James Botsford
Director, Indian Law Office
Wisconsin Judicare (Wausau)
After graduating from the University of North Dakota in 1984, James Botsford began his legal career as the only practicing Indian law attorney in a small legal aid office on an Indian reservation in Nebraska. During the seven years he ran that office he was admitted to practice in North Dakota, Minnesota, Nebraska (State and Federal) and the two tribal courts in Nebraska; the Winnebago and the Omaha. Also during those years James served on the Board of Directors of the Nebraska Civil Liberties Union and the Indian Rights Advisory Committee of the ACLU nationally.
In 1991 James accepted the position of Director of the Indian Law Office of Wisconsin Judicare, based in Wausau, serving low-income Native Americans in Indian rights issues statewide.

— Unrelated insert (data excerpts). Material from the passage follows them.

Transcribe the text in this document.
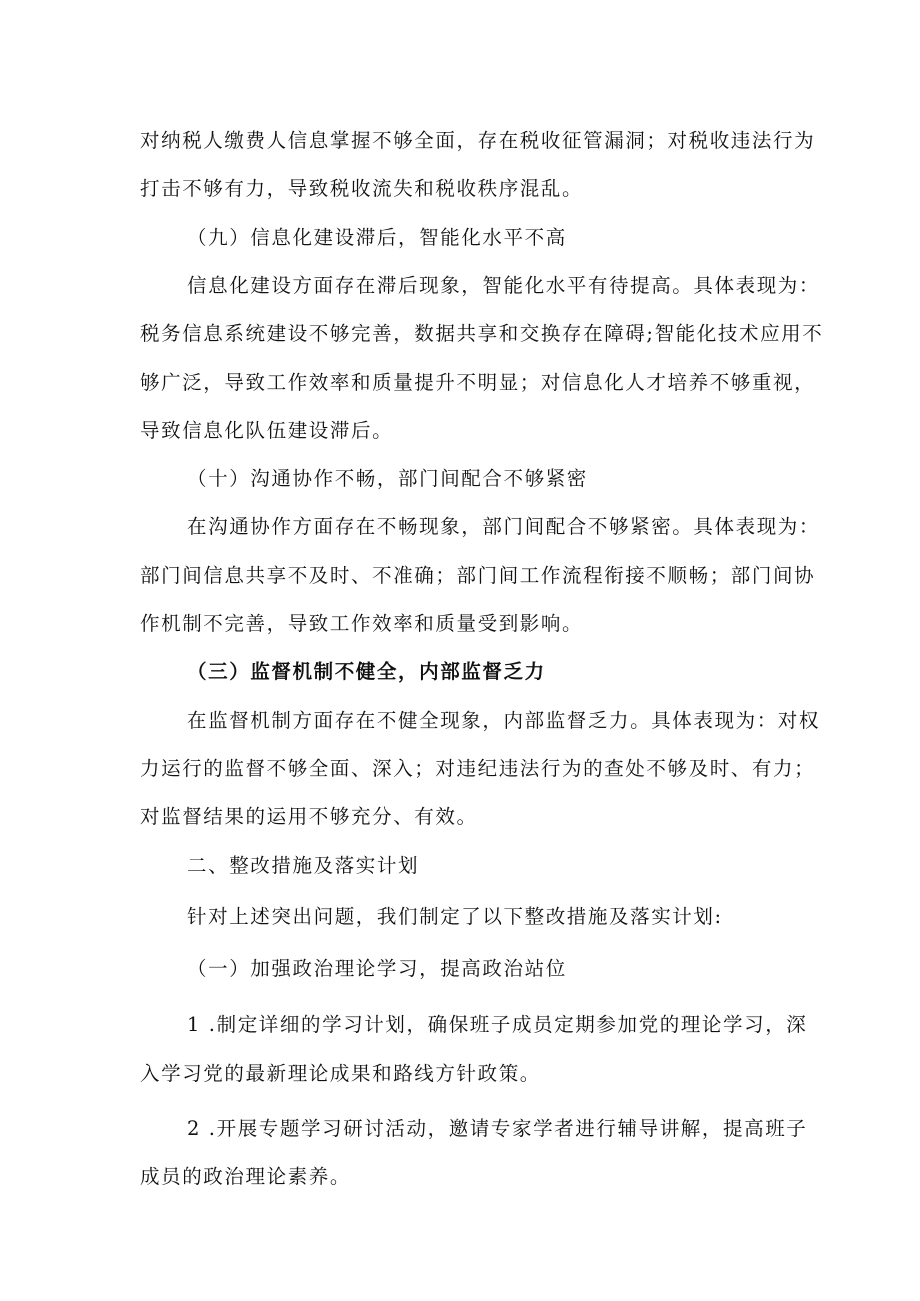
对纳税人缴费人信息掌握不够全面，存在税收征管漏洞；对税收违法行为
打击不够有力，导致税收流失和税收秩序混乱。
（九）信息化建设滞后，智能化水平不高
信息化建设方面存在滞后现象，智能化水平有待提高。具体表现为：
税务信息系统建设不够完善，数据共享和交换存在障碍;智能化技术应用不
够广泛，导致工作效率和质量提升不明显；对信息化人才培养不够重视，
导致信息化队伍建设滞后。
（十）沟通协作不畅，部门间配合不够紧密
在沟通协作方面存在不畅现象，部门间配合不够紧密。具体表现为：
部门间信息共享不及时、不准确；部门间工作流程衔接不顺畅；部门间协
作机制不完善，导致工作效率和质量受到影响。
（三）监督机制不健全，内部监督乏力
在监督机制方面存在不健全现象，内部监督乏力。具体表现为：对权
力运行的监督不够全面、深入；对违纪违法行为的查处不够及时、有力；
对监督结果的运用不够充分、有效。
二、整改措施及落实计划
针对上述突出问题，我们制定了以下整改措施及落实计划:
（一）加强政治理论学习，提高政治站位
1 .制定详细的学习计划，确保班子成员定期参加党的理论学习，深
入学习党的最新理论成果和路线方针政策。
2 .开展专题学习研讨活动，邀请专家学者进行辅导讲解，提高班子
成员的政治理论素养。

James also serves as an Associate Justice on the Supreme Court of the Winnebago Tribe of Nebraska, a part-time position that is near and dear to his heart. He’s on the Steering Committee for the National Association of Indian Legal Services; the Board of the Indian Law Section of the Wisconsin Bar; and the Wisconsin Supreme Court created State Tribal Judicial Forum. As a Forum member he was active in successfully seeking a new Wisconsin Supreme Court rule that provides for the transfer of certain cases from the state courts to tribal courts.
James is one of the primary authors of the American Indian Religious Freedom Act Amendments of 1994, a federal law that overturned a 1990 U.S. Supreme Court Decision (Oregon v. Smith) that had stripped Native Americans of their First Amendment protections to use peyote in their traditional religious ceremonies. He has been honored and published in recognition of this major Indian rights victory, which restored the legal dignity of 250,000 Native American practitioners of their old religion, including over 1,000 here in Wisconsin.
James is known throughout Wisconsin’s Indian Country, and even nationally, for his work in “the re-emergence of Indigenous Justice” – also called Peacemaking – which is akin to what we know as mediation. Through his work with the Wisconsin Tribal Judges Association on this initiative, most of the 11 tribal courts in Wisconsin now have some form of Peacemaking as a component of their judicial systems. This increases access to justice in the tribal communities, especially where most cases are otherwise handled pro se. His work in this area resulted in an opportunity to teach at the National Judicial College.
As an active participant in the evolution of state and tribal judicial relations in Wisconsin, James deserves some of the credit for Wisconsin being considered a national model of comity and mutual respect between state and tribal courts.